Case Name: PARISH v. HOLLAND (HOLLAND, Intervener)
Court: Louisiana Supreme Court
Jurisdiction: Louisiana
Decision Date: 1928-03-12
Citations: 166 La. 24
Docket Number: No. 26922
Parties: PARISH v. HOLLAND (HOLLAND, Intervener).
Judges: 
Reporter: Louisiana Reports
Volume: 166
Pages: 23–27

Head Matter:
(116 So. 580)
No. 26922.
PARISH v. HOLLAND (HOLLAND, Intervener).
March 12, 1928.
Rehearing Denied April 9, 1928.
William W. McDonald, of Shreveport, for appellants.
Thomas W. Robertson, of Shreveport, for Mrs. K. O. Holland, intervener appellee.

Opinion:
On Motion to Remand.
BRUNOT, J.
The record discloses that this case may, properly, be tried by a jury. It is a suit for an alleged interest in certain cotton, for the ownership and possession of certain live stock, and for a moneyed judgment against defendant for alleged services rendered to him by the plaintiff, under a contract of hire. The defendant did not answer the suit, but, after the petition of intervention was filed, he and the plaintiff filed a joint answer thereto. In this answer the defendant prayed for a trial of the ca.se by a jury. The prayer for a jury was presented to the court about four months before the court entered an prder, in open court, directing that the case be tried by a jury. Upon the entry of this order, the defendant made the necessary deposit of $12, and otherwise complied with the statute by furnishing the required bond for jury costs. Some time after this was done, but on the same day, on the motion of the intervener, and over the objection of both plaintiff and defendant, the court rescinded its order for a jury trial, immediately called the case for trial, heard the witnesses for the intervener and such witnesses for plaintiff and defendant as were present or. could be found and brought into court at the moment, and, forthwith, rendered judgment in favor of the intervener and against the plaintiff and defendant, in solido, for $775, with legal interest thereon from judicial demand and for the costs of the suit.
From this judgment the plaintiff and defendant suspensively appealed, and they have filed a joint motion in this court, in which they pray that the case be remanded to the district court to be regularly assigned and tried by a jury.
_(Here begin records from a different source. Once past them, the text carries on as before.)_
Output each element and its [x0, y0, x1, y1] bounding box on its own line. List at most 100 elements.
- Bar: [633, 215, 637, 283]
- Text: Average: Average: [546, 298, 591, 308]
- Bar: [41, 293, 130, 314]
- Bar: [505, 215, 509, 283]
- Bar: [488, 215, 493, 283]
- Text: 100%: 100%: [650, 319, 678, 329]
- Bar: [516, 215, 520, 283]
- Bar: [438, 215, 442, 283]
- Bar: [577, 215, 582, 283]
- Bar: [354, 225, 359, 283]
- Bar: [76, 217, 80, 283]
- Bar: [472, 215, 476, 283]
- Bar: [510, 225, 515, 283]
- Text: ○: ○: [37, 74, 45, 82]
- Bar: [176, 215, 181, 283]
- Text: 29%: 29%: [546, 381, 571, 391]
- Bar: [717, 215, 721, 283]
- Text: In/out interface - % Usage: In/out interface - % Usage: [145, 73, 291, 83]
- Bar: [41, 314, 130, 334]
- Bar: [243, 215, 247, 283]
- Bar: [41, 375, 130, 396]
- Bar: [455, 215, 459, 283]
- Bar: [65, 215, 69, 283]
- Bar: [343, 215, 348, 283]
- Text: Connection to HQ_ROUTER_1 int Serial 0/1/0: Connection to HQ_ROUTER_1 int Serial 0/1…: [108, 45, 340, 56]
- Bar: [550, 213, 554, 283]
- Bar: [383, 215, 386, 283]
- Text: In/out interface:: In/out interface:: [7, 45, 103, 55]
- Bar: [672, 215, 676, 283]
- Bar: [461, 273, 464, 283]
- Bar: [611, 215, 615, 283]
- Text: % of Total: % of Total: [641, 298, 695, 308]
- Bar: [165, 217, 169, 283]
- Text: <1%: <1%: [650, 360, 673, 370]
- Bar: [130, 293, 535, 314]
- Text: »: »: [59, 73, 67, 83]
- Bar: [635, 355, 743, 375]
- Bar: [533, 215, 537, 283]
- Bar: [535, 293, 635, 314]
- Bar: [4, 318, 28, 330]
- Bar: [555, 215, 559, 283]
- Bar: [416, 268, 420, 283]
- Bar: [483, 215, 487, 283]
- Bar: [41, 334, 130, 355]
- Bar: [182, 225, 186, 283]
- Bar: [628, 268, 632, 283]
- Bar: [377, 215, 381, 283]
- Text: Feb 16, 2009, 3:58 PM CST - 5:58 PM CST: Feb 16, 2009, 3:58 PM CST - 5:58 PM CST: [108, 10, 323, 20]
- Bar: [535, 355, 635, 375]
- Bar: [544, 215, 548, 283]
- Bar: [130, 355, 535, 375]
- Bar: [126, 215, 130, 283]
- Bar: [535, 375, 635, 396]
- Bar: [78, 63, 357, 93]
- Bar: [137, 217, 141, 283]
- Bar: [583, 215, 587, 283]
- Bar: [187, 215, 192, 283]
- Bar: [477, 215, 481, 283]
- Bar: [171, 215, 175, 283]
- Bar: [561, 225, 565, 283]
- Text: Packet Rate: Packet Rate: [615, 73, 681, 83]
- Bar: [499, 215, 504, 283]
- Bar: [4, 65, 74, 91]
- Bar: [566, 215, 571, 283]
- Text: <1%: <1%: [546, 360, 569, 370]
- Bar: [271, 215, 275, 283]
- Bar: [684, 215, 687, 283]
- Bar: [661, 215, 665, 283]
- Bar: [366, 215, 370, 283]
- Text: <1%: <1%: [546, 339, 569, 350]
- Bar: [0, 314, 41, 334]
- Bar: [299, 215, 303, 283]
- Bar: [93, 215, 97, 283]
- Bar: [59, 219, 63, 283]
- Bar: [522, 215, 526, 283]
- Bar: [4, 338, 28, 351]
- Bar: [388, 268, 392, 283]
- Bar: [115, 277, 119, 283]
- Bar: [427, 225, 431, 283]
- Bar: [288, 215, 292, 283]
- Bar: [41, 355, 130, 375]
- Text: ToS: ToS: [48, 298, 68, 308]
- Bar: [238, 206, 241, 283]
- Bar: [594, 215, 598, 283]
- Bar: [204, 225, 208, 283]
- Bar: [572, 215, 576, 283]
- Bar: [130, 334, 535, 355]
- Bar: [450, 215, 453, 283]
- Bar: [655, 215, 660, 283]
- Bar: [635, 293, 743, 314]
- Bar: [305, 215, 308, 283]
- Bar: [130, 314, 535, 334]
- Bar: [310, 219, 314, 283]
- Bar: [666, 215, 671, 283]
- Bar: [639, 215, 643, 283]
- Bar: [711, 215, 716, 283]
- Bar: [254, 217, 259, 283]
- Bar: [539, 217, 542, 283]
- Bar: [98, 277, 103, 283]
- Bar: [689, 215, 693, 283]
It is alleged in the motion that movers had no reason to anticipate a revocation by the court of its order for a trial of the case by a jury, and therefore made no effort to secure the presence of the witnesses upon whom they relied to establish the allegations of their pleadings, and, by the court's unexpectedly vacating its order for a jury trial and immediately calling the case for trial before the judge, they were forced to trial without their witnesses and without any fault or laches on their part, with respect to said witnesses.
We are not now concerned, in any sense, with the merits or equities of the case, but only with the right of movers to have their case tried by a jury and with the procedure in the lower court which deprived them of that right.
Articles 494 and 495, O. P., provide that the plaintiff or defendant, to avail himself of the privilege, must pray for a jury before the case is set down for trial. When this is done, in a case that may be tried by a jury, and the required cash deposit is made and bond for jury costs is filed, the right to a trial by jury is absolute. In such cases it has been held that a trial by jury cannot be refused, even when the application is made for the purpose of delay. Reynold's Curator v. Mahle, 12 La. 425; Frellson v. McDonald & Coon, 15 La. Ann. 536.
An intervener's rights are limited to the protection of his own interest. He must take the suit as he finds it. He cannot complain of the mode of procedure or object to the jurisdiction of the court or retard the principal suit. The reason why his rights are so limited is because he always has his remedy by a separate action to vindicate them. Code of Practice, arts. 391, 392; Cahn v. Ford, 42 La. Ann. 965, 8 So. 477.
We think the trial judge' erred in setting aside his order for a trial of the case by a jury, on the motion of the intervener and over the objection of both the plaintiff and defendant, and by so doing the defendant was deprived of an absolute right, and was prejudiced thereby to the extent of requiring this court to set aside the judgment rendered in this cause and to remand the case.
It is therefore decreed that the judgment appealed from be avoided, and that this case be remanded to the lower court tó be tried according to law and the views herein expressed, and that the costs in this court be paid by intervener, all other costs to await the final determination of the suit.